Get cleaned data into dataframe

Numerical transformations

- Scaling (standardization, normalization)
- Log transforms (reduce skewness)
- Binning
- Polynomial features

Categorical transformations

- One-hot encoding
- Dummy encoding
- Label encoding
- Target/frequency encoding

Other steps

- Train-test split
- Handling imbalance
- Feature selection
- Feature engineering

Goal:
➡️ Convert cleaned data into a form where models can learn patterns effectively.

In [12]:
import pandas as pd
df_preprocessed = pd.read_csv('../data/2_cleaned/cleaned_data.csv')

In [13]:

numeric_features = df_preprocessed.select_dtypes(include=['int64', 'float64']).columns.tolist()
categorical_features = df_preprocessed.select_dtypes(include=['object']).columns.tolist()

print("Numeric features:", numeric_features)
print("Categorical features:", categorical_features)

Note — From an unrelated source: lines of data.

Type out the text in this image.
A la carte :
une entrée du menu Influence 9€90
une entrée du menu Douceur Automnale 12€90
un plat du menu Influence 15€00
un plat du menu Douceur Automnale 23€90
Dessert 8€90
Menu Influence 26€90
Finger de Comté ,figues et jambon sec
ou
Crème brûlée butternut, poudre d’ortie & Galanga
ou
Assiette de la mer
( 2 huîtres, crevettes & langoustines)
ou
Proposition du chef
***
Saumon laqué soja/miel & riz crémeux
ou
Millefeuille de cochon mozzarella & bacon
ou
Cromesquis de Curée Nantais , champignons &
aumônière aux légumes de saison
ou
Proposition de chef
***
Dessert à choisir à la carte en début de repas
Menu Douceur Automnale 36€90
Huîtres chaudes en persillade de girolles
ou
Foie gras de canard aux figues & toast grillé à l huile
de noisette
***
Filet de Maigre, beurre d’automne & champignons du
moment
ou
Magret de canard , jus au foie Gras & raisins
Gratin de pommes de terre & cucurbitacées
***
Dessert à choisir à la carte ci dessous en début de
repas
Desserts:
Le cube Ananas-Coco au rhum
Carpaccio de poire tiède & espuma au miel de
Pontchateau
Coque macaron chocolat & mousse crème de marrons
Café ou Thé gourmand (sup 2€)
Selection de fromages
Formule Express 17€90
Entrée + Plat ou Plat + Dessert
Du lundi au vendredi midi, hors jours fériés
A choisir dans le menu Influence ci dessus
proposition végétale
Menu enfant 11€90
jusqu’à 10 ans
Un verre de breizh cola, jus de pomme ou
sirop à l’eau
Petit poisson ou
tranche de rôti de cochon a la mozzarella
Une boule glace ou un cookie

Numeric features: ['postal_code', 'price', 'number_of_rooms', 'living_area', 'equipped_kitchen', 'furnished', 'open_fire', 'terrace', 'garden', 'number_of_facades', 'swimming_pool', 'garden_surface', 'terrace_surface']
Categorical features: ['property_id', 'locality_name', 'type_of_property', 'subtype_of_property', 'state_of_building']


Numeric transformations
- Scaling (standardization, normalization)
- Log transforms (reduce skewness)
- Binning
- Polynomial features

Scaling pipelines:

StandardScaler and MinMaxScaler are two common preprocessing techniques in machine learning:

StandardScaler → transforms features to mean = 0 and standard deviation = 1

MinMaxScaler → scales features to a fixed range (default 0–1)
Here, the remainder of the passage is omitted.